Hunters may purchase the Hunt No. 234 license over the counter during the January 1 - February 1 application period. No application fee will be charged.

The Hunt No. 234 license also may be purchased by applicants who are unsuccessful in the drawing.

NOTE: The Guaranteed Hunt Period (Hunt No. 234) is not a limited-quota hunt. 


As hunters it's our responsibility to know the laws and rules. If a person would have applied and bought betweens jan 1 and feb 1 the $4 application fee was waived


----------



## ryan-b (Sep 18, 2009)

omega58 said:


> I wish they could change one thing about 234 turkey licences. . .have it available for purchase for kids turning 10.


Where in there does it say they cant? As long has they turn ten before the hunt date they can apply. Atleast im pretty sure thats what it says


----------



## mikieday (Jan 20, 2004)

ryan-b said:


> Oh, come on! You have been having to pay to apply for a turkey tag as long as i can remember! Its not like its a new thing and its only 4 bucks. If money is tight and its important to you to go or have your kids go use the 4 bucks on the application fee and skip the 6 pack, or the pack of smokes, or chew or ect...... you get my point. I sure 4 dollars can me gathered from somewhere. Hell im 27 and have 3 kids. I wanted a new bow and my daughter needed a new bow so i just sold my vex and some other stuff. If its important people will find a way.


(not trying to be mean at all )its the pricipal of it all...


----------



## FireDoc66 (Oct 9, 2005)

Another angle to this that I have some issues with is this;

I have many out of State friends (fire service wise, and regular joe's) who due to this economy and work environment in the Nation today are not able to make plans 4 to 5 months ahead of time for hunting trips. This year, several of them due to free up's in the schedules were interested in coming up to chase some longbeards but were unable too due to the current regulations. 

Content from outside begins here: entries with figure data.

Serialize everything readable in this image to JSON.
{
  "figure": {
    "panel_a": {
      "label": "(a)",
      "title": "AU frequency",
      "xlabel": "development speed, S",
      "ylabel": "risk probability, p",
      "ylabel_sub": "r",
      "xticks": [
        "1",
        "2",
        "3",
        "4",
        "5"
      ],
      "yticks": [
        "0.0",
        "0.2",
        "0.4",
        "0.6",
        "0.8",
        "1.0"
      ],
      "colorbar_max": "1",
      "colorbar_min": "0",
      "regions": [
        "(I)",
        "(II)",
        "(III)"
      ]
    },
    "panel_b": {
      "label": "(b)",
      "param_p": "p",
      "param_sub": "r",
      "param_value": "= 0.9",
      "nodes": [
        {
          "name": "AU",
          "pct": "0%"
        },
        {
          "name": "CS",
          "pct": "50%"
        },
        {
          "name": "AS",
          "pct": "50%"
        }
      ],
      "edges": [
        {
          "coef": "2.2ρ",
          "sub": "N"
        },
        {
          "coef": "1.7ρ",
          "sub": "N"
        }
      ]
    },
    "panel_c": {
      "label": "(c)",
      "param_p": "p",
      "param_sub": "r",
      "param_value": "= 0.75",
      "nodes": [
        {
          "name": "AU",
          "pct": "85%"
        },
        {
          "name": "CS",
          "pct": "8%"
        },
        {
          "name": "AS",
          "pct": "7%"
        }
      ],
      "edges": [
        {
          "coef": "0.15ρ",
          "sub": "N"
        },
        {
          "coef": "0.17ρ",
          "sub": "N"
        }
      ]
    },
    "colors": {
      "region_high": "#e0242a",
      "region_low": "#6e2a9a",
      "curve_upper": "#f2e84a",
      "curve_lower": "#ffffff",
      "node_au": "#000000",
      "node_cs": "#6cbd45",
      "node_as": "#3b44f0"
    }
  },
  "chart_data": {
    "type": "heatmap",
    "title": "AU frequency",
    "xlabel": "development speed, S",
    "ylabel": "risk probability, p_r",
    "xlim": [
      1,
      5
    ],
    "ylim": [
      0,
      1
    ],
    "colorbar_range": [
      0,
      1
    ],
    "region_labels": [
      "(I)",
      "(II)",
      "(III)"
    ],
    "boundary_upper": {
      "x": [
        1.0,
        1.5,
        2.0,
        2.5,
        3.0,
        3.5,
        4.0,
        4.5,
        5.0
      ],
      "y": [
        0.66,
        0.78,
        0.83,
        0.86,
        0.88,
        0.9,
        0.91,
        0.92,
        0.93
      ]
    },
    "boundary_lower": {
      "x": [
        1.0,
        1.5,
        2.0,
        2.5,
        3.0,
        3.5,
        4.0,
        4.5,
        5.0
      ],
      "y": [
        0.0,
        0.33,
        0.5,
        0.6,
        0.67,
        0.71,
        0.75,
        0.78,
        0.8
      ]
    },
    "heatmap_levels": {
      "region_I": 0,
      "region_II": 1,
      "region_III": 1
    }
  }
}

Last I checked, this State along with most others could use an infusion of cash. Now be it from tag fee's, spending at local stores, gas stations, etc. you have now turned down a minimum of $69 a piece (Out of State tag fee's) due to a (IMO) trivial regulation. With the group I'm referring to, that would have been a minimum of $276 into the coffers. And with Cabelas in the area, I have NO doubt that amount would have been substantially higher! :lol:


----------



## gmtech (May 11, 2010)

tommy-n said:


> 3. Hunt No. 234 (Guaranteed Hunt Period)
> A license for the Guaranteed Hunt Period is valid for all open areas, except public lands in the Southern Lower Peninsula Wild Turkey Management Unit (Unit ZZ). This license also is valid to hunt Fort Custer military lands with permission.
> 
> Guaranteed Hunt Chart:
> ...


OK so here is a question. Since the rules and regulations are clear as mud and I can't get a straight answer when I call DNR.
If a Mi hunter possesses a 234 license, can they hunt private land in unit ZZ during the month of MAY?
The rules say "all spring units except public lands in unit ZZ"
Which I read as private lands in unit ZZ are fair game to hunt.
The answer I get when I called DNR is Yes and No......
How can it be my responsibility to understand the laws when the DNR doesn't?


----------



## brushbuster (Nov 9, 2009)

It is a little complex and a hunter must know when and where they plan on hunting. Hunters realy do not have the flexibility to go out and buy a tag and hunt. 243 is limited to private land only in the southern lower and only after the first 2 weeks. Anywhere they want to in the northern lower. zz is only good for the first 2 weeks and only on private land except fort custer. So if your a spare of the moment type of person or you have out of state freinds that have a break in their schedule or you hook up with a kid that doesnt have hunting parents and your interest in hunting has piqued his or her interest that's too bad its the way it is,unless you have permission to hunt on private land and you can hunt the first 2 weeks of season. I personaly dont like it. Others do because they feel its more of quality hunt. It doesnt really matter, as of now you need to plan and be damn happy with what we have i guess.


----------